I’m amazed that I’ve gone this long without having seen Billy Wilder’s Best Picture-winning The Apartment. After falling in love with Some Like it Hot, and introducing it to many people who lose it (like I initially did) at that film’s last line, for some reason, I never got around to watching Wilder’s follow-up until Arrow’s new restoration of the film. It’s just as brilliant, edgy, and hilarious as Some Like It Hot, maybe even more so. And just like the aforementioned film, for all the incredible one-liners, there’s another side to The Apartment that is a little bit darker than expected, but is still as welcome as its comedic moments.
C.C. Baxter (Jack Lemmon), also known by his colleagues as “buddy boy,” is a Manhattan-based insurance worker who lends his Upper West Side apartment to the higher-ups for the night so they can get away with extramarital affairs. On some nights, Baxter is able to get back into his apartment as scheduled. Most nights, though, he’s not able to get back in until much later in the night.
He has a dream for a better position within the company, preferably one in which he has his own office and is not part of the never-ending line of workers that occupy an entire floor of the building in which he works. Just when he’s about had it with some of his superiors not abiding by the rules he has in place for his apartment, he catches wind of a possible promotion. He also finds a new love interest in the elevator girl, Fran Kubelik (Shirley MacLaine). But things get a little hectic when it turns out that his boss (Fred MacMurray) is having an affair with Fran.
Wilder’s film is a brilliant and still relevant satire on corporate America that blends comedy, film noir, and even a little bit of romance so seamlessly. Released in 1960, when color had already been introduced into cinema, Wilder’s film is shot in black and white - coming off as more dreary and lonesome than it would have been if we were able to see all the vibrant and bright looks of certain events that occur in The Apartment. Notably, there’s an office party that would look different in color, and, with the film set around Christmas time, things would seem more jolly than they should be. In a movie like The Apartment, things shouldn’t necessarily look jolly and bright.

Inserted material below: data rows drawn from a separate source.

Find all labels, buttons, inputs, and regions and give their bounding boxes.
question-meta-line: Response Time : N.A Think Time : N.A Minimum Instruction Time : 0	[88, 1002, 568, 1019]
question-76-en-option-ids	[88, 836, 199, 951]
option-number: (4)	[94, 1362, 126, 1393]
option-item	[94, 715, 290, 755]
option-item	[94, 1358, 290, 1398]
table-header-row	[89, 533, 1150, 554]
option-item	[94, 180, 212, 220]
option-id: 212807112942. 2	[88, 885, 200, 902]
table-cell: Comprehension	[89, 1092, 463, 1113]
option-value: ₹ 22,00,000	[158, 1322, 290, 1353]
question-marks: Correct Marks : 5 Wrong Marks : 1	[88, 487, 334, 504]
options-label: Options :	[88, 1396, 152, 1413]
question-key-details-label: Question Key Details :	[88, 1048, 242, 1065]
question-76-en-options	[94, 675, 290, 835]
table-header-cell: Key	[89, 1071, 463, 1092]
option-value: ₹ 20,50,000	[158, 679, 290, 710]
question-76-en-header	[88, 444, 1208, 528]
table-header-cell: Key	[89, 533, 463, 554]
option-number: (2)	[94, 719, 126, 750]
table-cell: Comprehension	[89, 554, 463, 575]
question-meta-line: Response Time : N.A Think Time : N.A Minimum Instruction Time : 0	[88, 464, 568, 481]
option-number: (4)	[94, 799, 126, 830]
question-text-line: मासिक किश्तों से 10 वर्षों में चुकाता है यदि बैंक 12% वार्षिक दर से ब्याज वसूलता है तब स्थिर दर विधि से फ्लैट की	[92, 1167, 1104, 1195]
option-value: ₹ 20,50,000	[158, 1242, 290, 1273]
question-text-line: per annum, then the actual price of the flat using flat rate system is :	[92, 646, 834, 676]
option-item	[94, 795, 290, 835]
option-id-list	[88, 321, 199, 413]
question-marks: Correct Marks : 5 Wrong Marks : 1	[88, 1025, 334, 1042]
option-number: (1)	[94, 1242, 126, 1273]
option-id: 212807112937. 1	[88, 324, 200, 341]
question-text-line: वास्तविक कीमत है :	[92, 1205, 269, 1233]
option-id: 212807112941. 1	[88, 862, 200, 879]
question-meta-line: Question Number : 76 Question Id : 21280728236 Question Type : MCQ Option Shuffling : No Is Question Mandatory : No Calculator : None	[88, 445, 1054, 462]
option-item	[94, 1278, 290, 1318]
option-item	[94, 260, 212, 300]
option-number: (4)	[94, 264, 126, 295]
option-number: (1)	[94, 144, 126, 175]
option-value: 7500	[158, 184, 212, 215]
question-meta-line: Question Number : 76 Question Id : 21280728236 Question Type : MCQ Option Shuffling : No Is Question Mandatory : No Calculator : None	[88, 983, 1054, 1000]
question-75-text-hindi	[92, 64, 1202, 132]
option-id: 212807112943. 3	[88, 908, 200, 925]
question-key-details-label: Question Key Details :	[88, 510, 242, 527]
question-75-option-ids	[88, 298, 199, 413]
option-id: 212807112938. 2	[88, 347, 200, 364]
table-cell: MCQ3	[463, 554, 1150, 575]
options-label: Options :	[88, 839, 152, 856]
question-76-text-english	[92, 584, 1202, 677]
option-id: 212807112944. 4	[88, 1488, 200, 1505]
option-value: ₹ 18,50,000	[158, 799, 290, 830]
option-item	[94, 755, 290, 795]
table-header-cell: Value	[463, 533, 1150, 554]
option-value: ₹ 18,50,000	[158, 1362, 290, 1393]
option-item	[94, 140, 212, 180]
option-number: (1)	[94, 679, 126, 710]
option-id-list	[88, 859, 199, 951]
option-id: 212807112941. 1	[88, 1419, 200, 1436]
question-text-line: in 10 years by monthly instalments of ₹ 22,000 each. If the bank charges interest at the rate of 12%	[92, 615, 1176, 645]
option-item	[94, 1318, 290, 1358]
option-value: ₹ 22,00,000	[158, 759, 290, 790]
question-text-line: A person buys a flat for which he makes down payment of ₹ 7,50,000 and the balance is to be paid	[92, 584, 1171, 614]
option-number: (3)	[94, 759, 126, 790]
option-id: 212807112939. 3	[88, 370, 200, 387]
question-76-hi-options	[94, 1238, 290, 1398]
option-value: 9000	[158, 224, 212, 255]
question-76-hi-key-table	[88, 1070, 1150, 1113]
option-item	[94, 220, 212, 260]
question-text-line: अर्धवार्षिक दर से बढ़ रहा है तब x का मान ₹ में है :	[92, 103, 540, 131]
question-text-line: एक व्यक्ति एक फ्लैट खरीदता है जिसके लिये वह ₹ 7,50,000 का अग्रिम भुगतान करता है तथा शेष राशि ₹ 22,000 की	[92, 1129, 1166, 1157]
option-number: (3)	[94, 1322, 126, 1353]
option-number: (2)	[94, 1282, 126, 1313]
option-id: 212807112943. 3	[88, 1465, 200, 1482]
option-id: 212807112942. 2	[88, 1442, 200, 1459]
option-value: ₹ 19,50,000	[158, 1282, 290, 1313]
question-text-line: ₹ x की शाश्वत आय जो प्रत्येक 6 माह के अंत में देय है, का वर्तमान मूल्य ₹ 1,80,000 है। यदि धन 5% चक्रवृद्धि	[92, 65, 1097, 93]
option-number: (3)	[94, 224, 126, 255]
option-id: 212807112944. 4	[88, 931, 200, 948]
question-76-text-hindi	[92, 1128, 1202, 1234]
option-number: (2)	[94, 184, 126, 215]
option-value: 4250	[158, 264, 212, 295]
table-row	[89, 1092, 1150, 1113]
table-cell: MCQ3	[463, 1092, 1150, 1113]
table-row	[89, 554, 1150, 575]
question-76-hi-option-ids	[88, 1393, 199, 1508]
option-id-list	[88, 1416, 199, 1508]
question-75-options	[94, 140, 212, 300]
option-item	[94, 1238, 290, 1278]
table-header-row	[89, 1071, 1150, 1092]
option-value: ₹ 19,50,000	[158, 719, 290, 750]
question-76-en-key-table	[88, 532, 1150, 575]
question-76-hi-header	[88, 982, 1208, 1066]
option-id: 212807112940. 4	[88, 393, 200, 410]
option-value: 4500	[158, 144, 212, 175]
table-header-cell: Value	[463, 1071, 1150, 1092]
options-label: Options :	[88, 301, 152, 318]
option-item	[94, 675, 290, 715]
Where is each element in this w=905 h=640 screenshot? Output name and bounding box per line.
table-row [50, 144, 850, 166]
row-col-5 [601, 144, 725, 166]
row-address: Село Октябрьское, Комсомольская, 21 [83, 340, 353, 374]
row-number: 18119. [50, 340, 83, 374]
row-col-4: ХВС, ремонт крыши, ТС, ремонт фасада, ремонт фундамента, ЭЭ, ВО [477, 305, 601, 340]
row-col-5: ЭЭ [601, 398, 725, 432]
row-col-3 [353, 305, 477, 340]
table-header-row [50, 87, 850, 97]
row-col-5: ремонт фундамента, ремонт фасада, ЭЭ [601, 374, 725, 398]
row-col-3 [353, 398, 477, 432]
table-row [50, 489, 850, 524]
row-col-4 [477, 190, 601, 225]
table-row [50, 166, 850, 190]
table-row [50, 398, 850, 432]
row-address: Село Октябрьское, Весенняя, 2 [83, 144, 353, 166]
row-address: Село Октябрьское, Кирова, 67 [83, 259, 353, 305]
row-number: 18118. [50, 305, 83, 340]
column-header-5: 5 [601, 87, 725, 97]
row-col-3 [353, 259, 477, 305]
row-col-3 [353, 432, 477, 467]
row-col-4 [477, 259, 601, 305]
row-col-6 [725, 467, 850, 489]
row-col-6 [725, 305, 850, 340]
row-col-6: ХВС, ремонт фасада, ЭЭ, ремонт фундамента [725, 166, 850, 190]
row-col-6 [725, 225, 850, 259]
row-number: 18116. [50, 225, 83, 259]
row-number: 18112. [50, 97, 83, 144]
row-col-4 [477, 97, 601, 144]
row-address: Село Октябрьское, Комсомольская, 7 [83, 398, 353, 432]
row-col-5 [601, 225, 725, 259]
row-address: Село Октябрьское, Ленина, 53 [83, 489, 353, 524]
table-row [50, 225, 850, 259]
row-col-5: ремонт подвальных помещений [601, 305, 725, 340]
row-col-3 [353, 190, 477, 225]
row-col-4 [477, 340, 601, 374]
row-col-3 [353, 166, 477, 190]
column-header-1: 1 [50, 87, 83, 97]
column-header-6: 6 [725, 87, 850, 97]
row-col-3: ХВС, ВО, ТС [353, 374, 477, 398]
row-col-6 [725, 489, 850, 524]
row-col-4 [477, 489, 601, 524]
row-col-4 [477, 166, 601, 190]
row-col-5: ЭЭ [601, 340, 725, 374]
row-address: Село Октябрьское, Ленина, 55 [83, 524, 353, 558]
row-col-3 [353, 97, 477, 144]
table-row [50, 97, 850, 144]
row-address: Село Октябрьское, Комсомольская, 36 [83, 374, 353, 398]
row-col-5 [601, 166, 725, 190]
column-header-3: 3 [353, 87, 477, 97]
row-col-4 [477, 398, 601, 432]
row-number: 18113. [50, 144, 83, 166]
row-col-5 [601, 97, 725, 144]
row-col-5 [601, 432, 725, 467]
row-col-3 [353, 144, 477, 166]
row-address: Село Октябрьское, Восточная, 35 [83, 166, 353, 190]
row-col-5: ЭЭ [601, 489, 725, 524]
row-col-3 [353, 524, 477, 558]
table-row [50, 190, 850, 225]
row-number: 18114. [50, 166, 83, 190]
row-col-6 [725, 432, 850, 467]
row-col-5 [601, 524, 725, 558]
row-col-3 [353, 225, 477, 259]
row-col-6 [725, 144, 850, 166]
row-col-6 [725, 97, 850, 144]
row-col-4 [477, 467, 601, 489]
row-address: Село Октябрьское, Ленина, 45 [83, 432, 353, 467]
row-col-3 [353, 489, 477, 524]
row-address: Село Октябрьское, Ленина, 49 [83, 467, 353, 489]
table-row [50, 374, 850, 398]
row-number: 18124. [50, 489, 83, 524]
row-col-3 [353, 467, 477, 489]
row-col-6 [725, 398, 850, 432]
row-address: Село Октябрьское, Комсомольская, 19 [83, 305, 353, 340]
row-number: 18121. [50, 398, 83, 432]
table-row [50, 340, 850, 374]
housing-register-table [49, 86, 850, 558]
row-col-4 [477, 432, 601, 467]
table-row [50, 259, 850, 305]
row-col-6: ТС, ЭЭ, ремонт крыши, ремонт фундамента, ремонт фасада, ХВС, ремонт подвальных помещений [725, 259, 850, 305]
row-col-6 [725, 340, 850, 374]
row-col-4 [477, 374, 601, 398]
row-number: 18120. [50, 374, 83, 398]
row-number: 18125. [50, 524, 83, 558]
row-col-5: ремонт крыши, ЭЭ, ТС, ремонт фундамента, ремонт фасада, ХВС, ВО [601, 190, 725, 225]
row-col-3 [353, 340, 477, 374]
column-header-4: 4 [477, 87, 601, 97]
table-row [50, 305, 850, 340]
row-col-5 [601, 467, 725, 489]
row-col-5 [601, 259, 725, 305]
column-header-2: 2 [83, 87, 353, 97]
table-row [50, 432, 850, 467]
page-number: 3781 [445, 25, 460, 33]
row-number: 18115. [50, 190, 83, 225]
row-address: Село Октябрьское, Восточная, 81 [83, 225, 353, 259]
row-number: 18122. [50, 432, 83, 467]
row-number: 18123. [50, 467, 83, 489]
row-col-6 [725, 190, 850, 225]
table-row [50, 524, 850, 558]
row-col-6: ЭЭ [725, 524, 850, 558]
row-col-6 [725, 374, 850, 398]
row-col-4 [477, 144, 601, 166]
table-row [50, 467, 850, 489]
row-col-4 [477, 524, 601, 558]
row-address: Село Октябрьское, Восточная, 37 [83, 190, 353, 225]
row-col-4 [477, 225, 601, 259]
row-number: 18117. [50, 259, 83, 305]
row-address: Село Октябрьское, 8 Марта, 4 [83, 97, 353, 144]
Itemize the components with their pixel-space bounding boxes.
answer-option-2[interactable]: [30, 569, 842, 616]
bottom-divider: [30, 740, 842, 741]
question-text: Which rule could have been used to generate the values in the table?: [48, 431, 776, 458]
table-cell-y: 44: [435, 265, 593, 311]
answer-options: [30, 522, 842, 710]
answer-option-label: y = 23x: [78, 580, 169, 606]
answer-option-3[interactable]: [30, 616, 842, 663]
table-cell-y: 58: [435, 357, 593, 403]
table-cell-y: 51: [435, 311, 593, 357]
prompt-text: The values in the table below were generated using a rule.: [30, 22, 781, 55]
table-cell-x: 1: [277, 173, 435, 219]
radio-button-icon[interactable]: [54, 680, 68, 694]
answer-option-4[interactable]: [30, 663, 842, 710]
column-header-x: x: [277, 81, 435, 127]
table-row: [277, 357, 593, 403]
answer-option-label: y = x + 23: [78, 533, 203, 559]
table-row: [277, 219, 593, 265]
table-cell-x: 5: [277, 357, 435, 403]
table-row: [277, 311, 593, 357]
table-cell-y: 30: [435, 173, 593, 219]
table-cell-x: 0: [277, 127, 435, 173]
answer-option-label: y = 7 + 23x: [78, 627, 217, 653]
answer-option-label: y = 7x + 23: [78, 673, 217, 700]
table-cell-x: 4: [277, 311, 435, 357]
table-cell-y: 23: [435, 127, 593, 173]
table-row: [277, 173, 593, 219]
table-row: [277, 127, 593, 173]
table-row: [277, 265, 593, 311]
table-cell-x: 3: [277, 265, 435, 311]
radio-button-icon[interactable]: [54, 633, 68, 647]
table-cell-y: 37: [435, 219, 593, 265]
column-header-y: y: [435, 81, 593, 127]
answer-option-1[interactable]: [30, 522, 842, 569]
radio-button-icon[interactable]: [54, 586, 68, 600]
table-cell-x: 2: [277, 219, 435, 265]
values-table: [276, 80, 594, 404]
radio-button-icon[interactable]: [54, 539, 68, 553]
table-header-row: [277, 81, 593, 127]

It’s a bold move by Wilder to keep things black and white. This effort perfectly sets the mood for how Baxter feels and what he experiences as he is constantly taken advantage of by his superiors. A single man with no family, when he is able to make it into his own apartment, Baxter lives a rather dull life, eating TV dinners and spending his nights in front of the television. And it’s a wonderful performance by Lemmon, who would later go on to receive an Oscar nomination for the role.
MacLaine is also a delight as the innocent elevator attendant, who is able to come across as chipper and cheerful, but is always down on herself and how her life has gone when she’s not tending to a bunch of suits and wage workers going up (or down) numerous floors. Her chemistry with Lemmon is a treat to watch. A terrific scene involving a broken compact mirror has her stating she’s fine with the mirror as it is because it’s how she views herself. It’s a harsh criticism, yet one that is flawlessly delivered by MacLaine.
With its release occurring during the final week of 2017, Arrow really came through with one of the best Blu-ray releases of the year. The new 4K restoration shows that the people who went through the process of updating the picture put in a lot of effort to make it look pristine. There are some noticeable hairs and dirt that appear, but it’s not too much of a bother with how the rest of the picture turned out.
One special feature that is only about three-minutes long shows a side-by-side comparison of the original negative and the new 4K restoration. It’s rather incredible to see how drastically different the original image looks when compared to the update.
Speaking of special features, this release is filled with a ton of them that will make any film fan giddy. Film historian Philip Kemp spends one segment exploring two particular scenes from the movie and analyzing them, while another feature has Kemp talking about the history of The Apartment and its appreciation today.
Filmmaker David Cairns also has two features on this disc. One looks at the Lemmon/Wilder collaborations with a new video essay called The Flawed Couple. Not all of their films together had the same results as Some Like it Hot and The Apartment, and Cairns talks about how some of Wilder’s later works with Lemmon, initially commercial failures and have since continued to remain under the radar, are actually films that deserve more attention. The other feature that Cairns narrates is Billy Wilder ABC, which examines Wilder’s career in film and looks at the numerous actors, other than Lemmon, with whom he collaborated.
The other new features on the disc are an interview with Hope Holliday and an audio commentary by film producer and historian Bruce Block. Several archive features make their way onto the Arrow release as well. One is a 30-minute making-of feature from 2007 that has interviews with MacLaine and others who worked on the film. The other is a profile of Lemmon, which is also from 2007.
To top it all off, Arrow included a new, 150-page booklet with its release of The Apartment that features essays from Neil Sinyard, Kat Ellinger, and Travis Crawford, and Heather Hyche. This booklet also contains several pages of behind-the-scenes photos and a brief overlook at the restoration of the movie.
Having now finally seen The Apartment, it’s easy to see why it’s regarded as one of the greatest films of all time. It’s brilliantly executed with style and contains many great comedic moments throughout. And Arrow’s release shows that the people who worked on getting this together made sure that film fans were getting something special.